Bateu em uma tecla morta e sorriu com o barulho rústico que conseguiu. Mais um trovão.
Madison sempre à lembrava de que os tempos atuais pediam modernidade, e que ninguém mais utilizava aquele recurso para a escrita. Mas a mais velha sempre perguntava onde estaria a poesia de suas obras caso optasse por um computador.

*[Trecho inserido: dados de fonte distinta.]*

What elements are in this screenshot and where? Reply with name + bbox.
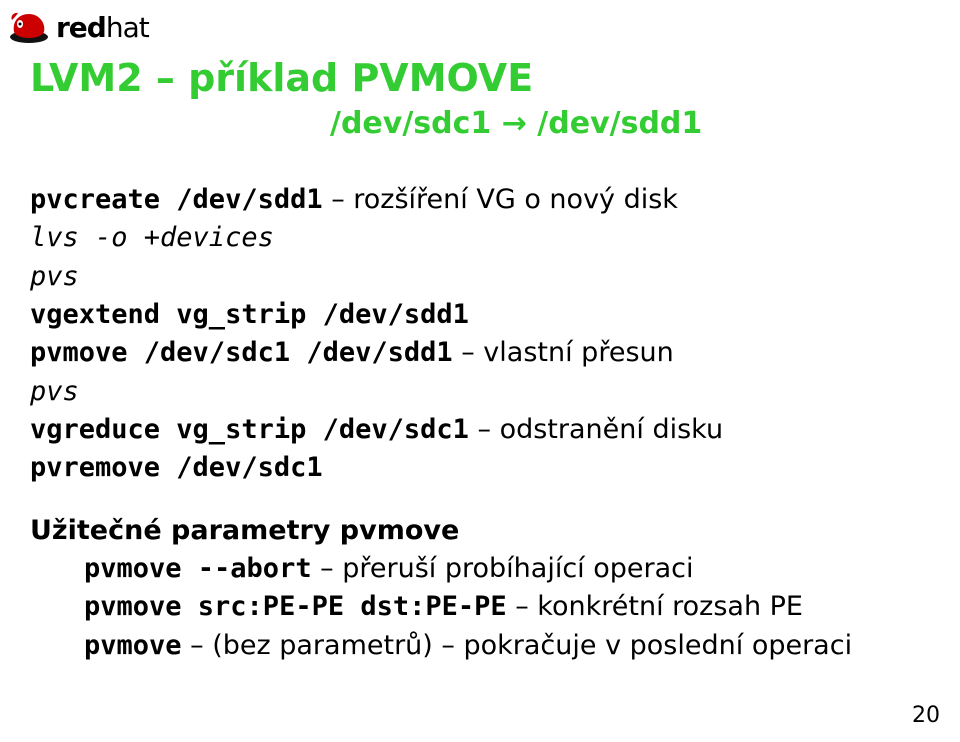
line-pvremove: pvremove /dev/sdc1 [30, 449, 930, 487]
line-pvs2: pvs [30, 373, 930, 411]
logo-label: redhat [56, 11, 149, 44]
slide-body: LVM2 – příklad PVMOVE /dev/sdc1 → /dev/s… [30, 56, 930, 665]
line-lvs: lvs -o +devices [30, 219, 930, 257]
line-pvmove: pvmove /dev/sdc1 /dev/sdd1 – vlastní pře… [30, 334, 930, 372]
line-vgextend: vgextend vg_strip /dev/sdd1 [30, 296, 930, 334]
slide-subtitle: /dev/sdc1 → /dev/sdd1 [330, 106, 930, 141]
line-pvs1: pvs [30, 258, 930, 296]
slide-content: pvcreate /dev/sdd1 – rozšíření VG o nový… [30, 181, 930, 665]
params-heading: Užitečné parametry pvmove [30, 512, 930, 550]
page-number: 20 [912, 703, 940, 728]
param-resume: pvmove – (bez parametrů) – pokračuje v p… [84, 627, 930, 665]
slide-title: LVM2 – příklad PVMOVE [30, 56, 930, 100]
params-block: Užitečné parametry pvmove pvmove --abort… [30, 512, 930, 665]
line-vgreduce: vgreduce vg_strip /dev/sdc1 – odstranění… [30, 411, 930, 449]
redhat-fedora-icon [8, 10, 50, 44]
param-range: pvmove src:PE-PE dst:PE-PE – konkrétní r… [84, 588, 930, 626]
param-abort: pvmove --abort – přeruší probíhající ope… [84, 550, 930, 588]
redhat-logo: redhat [8, 10, 149, 44]
line-pvcreate: pvcreate /dev/sdd1 – rozšíření VG o nový… [30, 181, 930, 219]
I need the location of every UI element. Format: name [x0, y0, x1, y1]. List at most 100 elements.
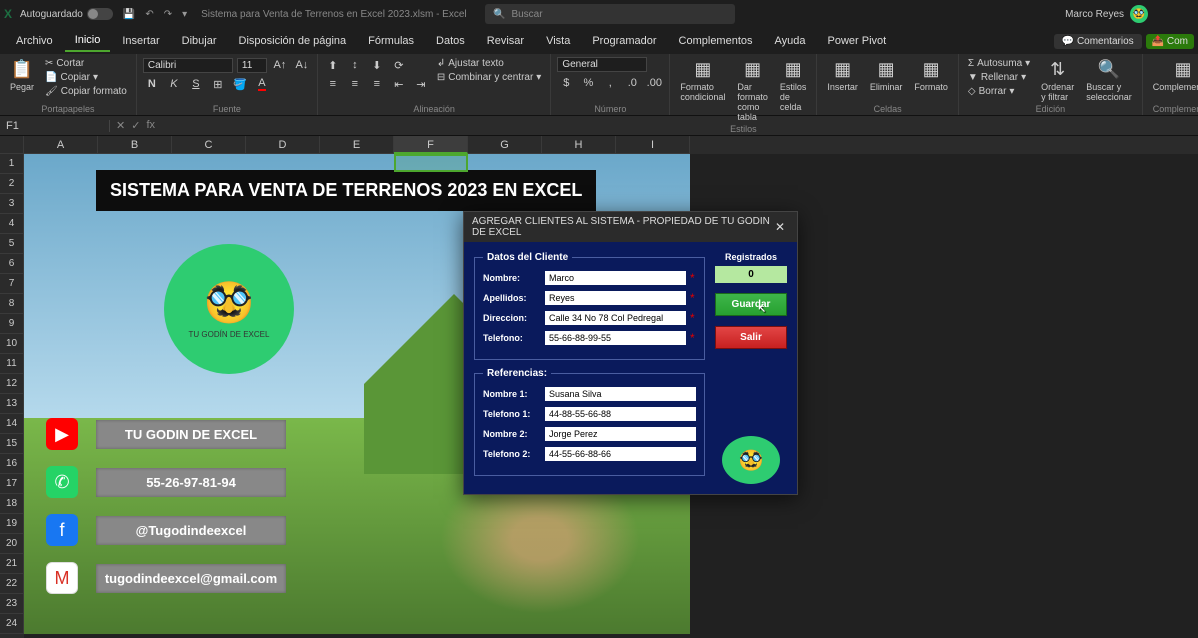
autosave-toggle[interactable]: Autoguardado	[20, 8, 113, 20]
row-header[interactable]: 18	[0, 494, 24, 514]
copy-button[interactable]: 📄Copiar ▾	[42, 71, 130, 84]
row-header[interactable]: 24	[0, 614, 24, 634]
tab-pivot[interactable]: Power Pivot	[818, 31, 897, 51]
comments-button[interactable]: 💬 Comentarios	[1054, 34, 1142, 49]
sort-button[interactable]: ⇅Ordenar y filtrar	[1037, 57, 1078, 104]
fx-icon[interactable]: fx	[146, 119, 155, 132]
italic-icon[interactable]: K	[165, 76, 183, 92]
row-header[interactable]: 19	[0, 514, 24, 534]
border-icon[interactable]: ⊞	[209, 76, 227, 92]
comma-icon[interactable]: ,	[601, 75, 619, 91]
save-icon[interactable]: 💾	[123, 9, 135, 20]
row-header[interactable]: 13	[0, 394, 24, 414]
orient-icon[interactable]: ⟳	[390, 57, 408, 73]
align-center-icon[interactable]: ≡	[346, 76, 364, 92]
tab-view[interactable]: Vista	[536, 31, 580, 51]
font-select[interactable]: Calibri	[143, 58, 233, 73]
bold-icon[interactable]: N	[143, 76, 161, 92]
align-top-icon[interactable]: ⬆	[324, 57, 342, 73]
decrease-font-icon[interactable]: A↓	[293, 57, 311, 73]
tab-help[interactable]: Ayuda	[765, 31, 816, 51]
col-header[interactable]: H	[542, 136, 616, 154]
switch-icon[interactable]	[87, 8, 113, 20]
tab-home[interactable]: Inicio	[65, 30, 111, 52]
format-painter-button[interactable]: 🖌Copiar formato	[42, 85, 130, 98]
apellidos-input[interactable]	[545, 291, 686, 305]
nombre-input[interactable]	[545, 271, 686, 285]
tab-insert[interactable]: Insertar	[112, 31, 169, 51]
undo-icon[interactable]: ↶	[145, 9, 153, 20]
row-header[interactable]: 12	[0, 374, 24, 394]
delete-cells-button[interactable]: ▦Eliminar	[866, 57, 907, 94]
find-button[interactable]: 🔍Buscar y seleccionar	[1082, 57, 1136, 104]
row-header[interactable]: 21	[0, 554, 24, 574]
col-header[interactable]: E	[320, 136, 394, 154]
row-header[interactable]: 4	[0, 214, 24, 234]
redo-icon[interactable]: ↷	[164, 9, 172, 20]
select-all-corner[interactable]	[0, 136, 24, 154]
number-format-select[interactable]: General	[557, 57, 647, 72]
ref2-telefono-input[interactable]	[545, 447, 696, 461]
size-select[interactable]: 11	[237, 58, 267, 73]
row-header[interactable]: 17	[0, 474, 24, 494]
row-header[interactable]: 15	[0, 434, 24, 454]
table-format-button[interactable]: ▦Dar formato como tabla	[733, 57, 772, 124]
increase-font-icon[interactable]: A↑	[271, 57, 289, 73]
fill-color-icon[interactable]: 🪣	[231, 76, 249, 92]
col-header[interactable]: G	[468, 136, 542, 154]
row-header[interactable]: 5	[0, 234, 24, 254]
row-header[interactable]: 2	[0, 174, 24, 194]
align-right-icon[interactable]: ≡	[368, 76, 386, 92]
col-header[interactable]: A	[24, 136, 98, 154]
currency-icon[interactable]: $	[557, 75, 575, 91]
row-header[interactable]: 14	[0, 414, 24, 434]
cut-button[interactable]: ✂Cortar	[42, 57, 130, 70]
align-left-icon[interactable]: ≡	[324, 76, 342, 92]
col-header[interactable]: I	[616, 136, 690, 154]
enter-fx-icon[interactable]: ✓	[131, 119, 140, 132]
row-header[interactable]: 7	[0, 274, 24, 294]
row-header[interactable]: 16	[0, 454, 24, 474]
underline-icon[interactable]: S	[187, 76, 205, 92]
addins-button[interactable]: ▦Complementos	[1149, 57, 1198, 94]
row-header[interactable]: 23	[0, 594, 24, 614]
fill-button[interactable]: ▼ Rellenar ▾	[965, 71, 1033, 84]
clear-button[interactable]: ◇ Borrar ▾	[965, 85, 1033, 98]
autosum-button[interactable]: Σ Autosuma ▾	[965, 57, 1033, 70]
row-header[interactable]: 10	[0, 334, 24, 354]
tab-dev[interactable]: Programador	[582, 31, 666, 51]
qat-more-icon[interactable]: ▾	[182, 9, 187, 20]
col-header-selected[interactable]: F	[394, 136, 468, 154]
row-header[interactable]: 9	[0, 314, 24, 334]
ref1-nombre-input[interactable]	[545, 387, 696, 401]
telefono-input[interactable]	[545, 331, 686, 345]
font-color-icon[interactable]: A	[253, 76, 271, 92]
format-cells-button[interactable]: ▦Formato	[910, 57, 952, 94]
tab-data[interactable]: Datos	[426, 31, 475, 51]
tab-layout[interactable]: Disposición de página	[229, 31, 357, 51]
salir-button[interactable]: Salir	[715, 326, 787, 349]
ref1-telefono-input[interactable]	[545, 407, 696, 421]
dec-dec-icon[interactable]: .00	[645, 75, 663, 91]
col-header[interactable]: B	[98, 136, 172, 154]
align-bot-icon[interactable]: ⬇	[368, 57, 386, 73]
search-box[interactable]: 🔍 Buscar	[485, 4, 735, 24]
row-header[interactable]: 11	[0, 354, 24, 374]
indent-dec-icon[interactable]: ⇤	[390, 76, 408, 92]
row-header[interactable]: 22	[0, 574, 24, 594]
row-header[interactable]: 20	[0, 534, 24, 554]
ref2-nombre-input[interactable]	[545, 427, 696, 441]
cell-style-button[interactable]: ▦Estilos de celda	[776, 57, 811, 114]
tab-file[interactable]: Archivo	[6, 31, 63, 51]
user-menu[interactable]: Marco Reyes 🥸	[1065, 5, 1148, 23]
tab-addins[interactable]: Complementos	[669, 31, 763, 51]
insert-cells-button[interactable]: ▦Insertar	[823, 57, 862, 94]
direccion-input[interactable]	[545, 311, 686, 325]
wrap-button[interactable]: ↲Ajustar texto	[434, 57, 544, 70]
row-header[interactable]: 1	[0, 154, 24, 174]
tab-draw[interactable]: Dibujar	[172, 31, 227, 51]
percent-icon[interactable]: %	[579, 75, 597, 91]
paste-button[interactable]: 📋Pegar	[6, 57, 38, 94]
indent-inc-icon[interactable]: ⇥	[412, 76, 430, 92]
modal-titlebar[interactable]: AGREGAR CLIENTES AL SISTEMA - PROPIEDAD …	[464, 212, 797, 242]
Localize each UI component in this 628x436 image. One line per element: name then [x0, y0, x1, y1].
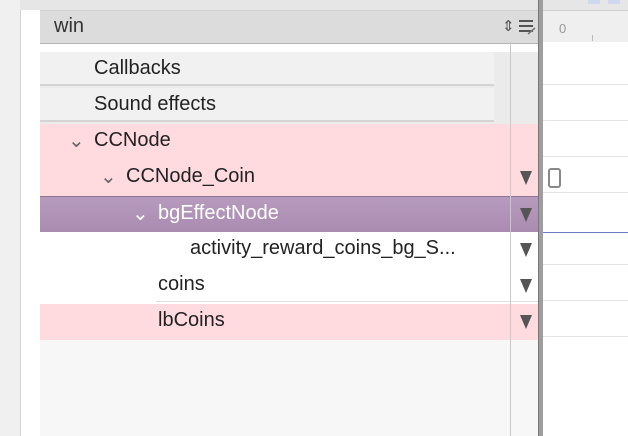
chevron-down-icon[interactable]: ⌄ — [132, 201, 149, 226]
tree-node-ccnode-coin[interactable]: ⌄ CCNode_Coin — [40, 160, 540, 196]
tree-node-bgeffectnode[interactable]: ⌄ bgEffectNode — [40, 196, 540, 234]
timeline-tick — [592, 35, 593, 41]
column-divider[interactable] — [510, 42, 511, 436]
timeline-playhead[interactable] — [538, 0, 543, 436]
tree-node-activity-reward[interactable]: activity_reward_coins_bg_S... — [40, 232, 540, 268]
node-label: bgEffectNode — [158, 202, 279, 224]
timeline-row-line — [541, 156, 628, 157]
node-label: CCNode — [94, 129, 171, 151]
tree-node-coins[interactable]: coins — [40, 268, 540, 304]
timeline-body[interactable] — [541, 42, 628, 436]
node-label: CCNode_Coin — [126, 165, 255, 187]
tree-node-lbcoins[interactable]: lbCoins — [40, 304, 540, 340]
document-header[interactable]: win ⇕ — [40, 10, 540, 44]
timeline-ruler[interactable]: 0 — [541, 10, 628, 44]
timeline-row-line — [541, 336, 628, 337]
timeline-row-line — [541, 264, 628, 265]
top-strip — [20, 0, 628, 10]
node-label: lbCoins — [158, 309, 225, 331]
node-label: activity_reward_coins_bg_S... — [190, 237, 456, 259]
list-menu-icon[interactable] — [516, 17, 536, 37]
dropdown-triangle-icon[interactable] — [520, 243, 532, 257]
keyframe-marker[interactable] — [548, 168, 561, 188]
section-sound-effects[interactable]: Sound effects — [40, 88, 540, 124]
timeline-row-line — [541, 300, 628, 301]
tree-node-ccnode[interactable]: ⌄ CCNode — [40, 124, 540, 160]
timeline-row-line — [541, 192, 628, 193]
section-callbacks[interactable]: Callbacks — [40, 52, 540, 88]
chevron-down-icon[interactable]: ⌄ — [68, 128, 85, 153]
section-label: Sound effects — [94, 93, 216, 115]
sort-icon[interactable]: ⇕ — [502, 17, 515, 35]
timeline-row-line — [541, 84, 628, 85]
empty-area — [40, 338, 540, 436]
node-label: coins — [158, 273, 205, 295]
dropdown-triangle-icon[interactable] — [520, 208, 532, 222]
selected-row-timeline — [541, 198, 628, 233]
document-title: win — [54, 15, 85, 37]
top-accent — [588, 0, 600, 4]
row-divider — [156, 301, 540, 302]
section-label: Callbacks — [94, 57, 181, 79]
dropdown-triangle-icon[interactable] — [520, 315, 532, 329]
left-gutter — [0, 0, 20, 436]
dropdown-triangle-icon[interactable] — [520, 171, 532, 185]
timeline-zero-label: 0 — [559, 21, 567, 36]
dropdown-triangle-icon[interactable] — [520, 279, 532, 293]
top-accent-2 — [608, 0, 620, 4]
timeline-row-line — [541, 120, 628, 121]
chevron-down-icon[interactable]: ⌄ — [100, 164, 117, 189]
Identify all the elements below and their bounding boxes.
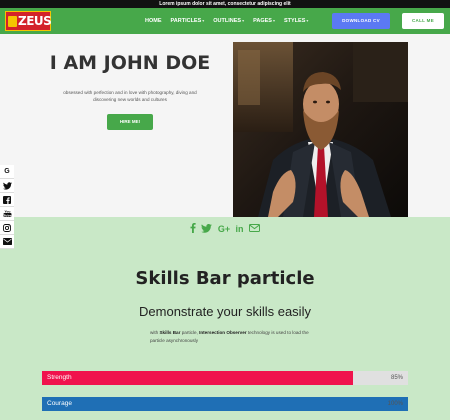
- nav-item-styles[interactable]: STYLES▾: [284, 18, 308, 24]
- download-cv-button[interactable]: DOWNLOAD CV: [332, 13, 390, 29]
- desc-text: with: [150, 330, 159, 335]
- instagram-icon[interactable]: [0, 221, 14, 235]
- profile-photo: [233, 42, 408, 217]
- facebook-icon[interactable]: [190, 223, 196, 235]
- linkedin-icon[interactable]: in: [236, 224, 244, 234]
- hero-section: I AM JOHN DOE obsessed with perfection a…: [0, 34, 450, 217]
- skills-section-title: Skills Bar particle: [135, 268, 315, 289]
- call-me-button[interactable]: CALL ME: [402, 13, 444, 29]
- google-icon[interactable]: G: [0, 165, 14, 179]
- skill-bar-strength: Strength 85%: [42, 371, 408, 385]
- desc-bold: Intersection Observer: [199, 330, 247, 335]
- skills-section-description: with Skills Bar particle, Intersection O…: [150, 329, 310, 344]
- share-icons: G+ in: [190, 222, 260, 236]
- skill-bar-label: Courage: [47, 400, 72, 407]
- nav-item-label: OUTLINES: [213, 18, 242, 24]
- chevron-down-icon: ▾: [306, 18, 309, 23]
- google-plus-icon[interactable]: G+: [218, 224, 230, 234]
- nav-item-outlines[interactable]: OUTLINES▾: [213, 18, 244, 24]
- skill-bar-fill: [42, 371, 354, 385]
- nav-item-label: HOME: [145, 18, 162, 24]
- skill-bar-fill: [42, 397, 408, 411]
- side-social-bar: G You Tube: [0, 165, 14, 249]
- desc-text: particle,: [181, 330, 198, 335]
- nav-item-home[interactable]: HOME: [145, 18, 162, 24]
- nav-item-particles[interactable]: PARTICLES▾: [171, 18, 205, 24]
- chevron-down-icon: ▾: [272, 18, 275, 23]
- hero-description-line: discovering new worlds and cultures: [93, 97, 167, 102]
- skills-section-subtitle: Demonstrate your skills easily: [139, 304, 311, 319]
- skill-bar-courage: Courage 100%: [42, 397, 408, 411]
- logo-mark-icon: [8, 16, 17, 27]
- email-icon[interactable]: [0, 235, 14, 249]
- hire-me-button[interactable]: HIRE ME!: [107, 114, 153, 130]
- hero-title: I AM JOHN DOE: [49, 52, 211, 74]
- nav-item-label: PARTICLES: [170, 18, 202, 24]
- hero-description-line: obsessed with perfection and in love wit…: [63, 90, 197, 95]
- twitter-icon[interactable]: [0, 179, 14, 193]
- skill-bar-percent: 85%: [390, 375, 403, 381]
- nav-item-pages[interactable]: PAGES▾: [253, 18, 275, 24]
- chevron-down-icon: ▾: [242, 18, 245, 23]
- top-announcement-bar: Lorem ipsum dolor sit amet, consectetur …: [0, 0, 450, 8]
- email-icon[interactable]: [248, 224, 260, 234]
- skill-bar-percent: 100%: [387, 401, 403, 407]
- navbar: ZEUS HOME PARTICLES▾ OUTLINES▾ PAGES▾ ST…: [0, 8, 450, 34]
- svg-text:Tube: Tube: [3, 213, 11, 217]
- logo-text: ZEUS: [18, 14, 52, 28]
- skill-bar-label: Strength: [47, 374, 72, 381]
- nav-item-label: PAGES: [253, 18, 272, 24]
- youtube-icon[interactable]: You Tube: [0, 207, 14, 221]
- chevron-down-icon: ▾: [202, 18, 205, 23]
- bearded-man-photo: [233, 42, 408, 217]
- hero-description: obsessed with perfection and in love wit…: [40, 89, 220, 103]
- facebook-icon[interactable]: [0, 193, 14, 207]
- twitter-icon[interactable]: [201, 223, 213, 235]
- nav-menu: HOME PARTICLES▾ OUTLINES▾ PAGES▾ STYLES▾: [145, 8, 317, 34]
- desc-bold: Skills Bar: [159, 330, 181, 335]
- logo[interactable]: ZEUS: [5, 11, 52, 31]
- nav-item-label: STYLES: [283, 18, 306, 24]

Girou nos calcanhares descalços indo de encontro ao balcão que dividia a sala da cozinha. Se serviu de uma xícara do café quente e sorriu quando a brisa gélida correu pelo apartamento fechado. A presença densa lhe presenteando com o familiar arrepio na nuca e o perfume fresco inibindo todo o cheiro da cafeína recém passada.
- Você demorou. - Sorriu sem nem ao menos olhar para trás.
Bebericou do café na xícara de porcelana ouvindo os passos suaves no assoalho. Se virou com calma olhando a mulher de frente a escrivaninha bem organizada. Os cabelos ondulados e castanhos lhe cobrindo as costas. O vestido branco de cetim como de costume.
- Eu não queria nem estar aqui, Demetria.
A voz de veludo não foi mais do que um sussurro, porém penetrou os ouvidos de Demi. Tragou o cigarro com mais afinco se aproximando do ser reluzente que encarava a pequena ferramenta de seu trabalho. As mãos bronzeadas acariciando levemente as teclas da maquina antiga, as unhas bem cortadas ausente de qualquer cor.
- Por que veio então?
Demi cerrou os olhos em direção a mulher que lhe fitou com calma antes de responder. Os olhos cor de mel eram opacos e os lábios na sua habitual cor prata.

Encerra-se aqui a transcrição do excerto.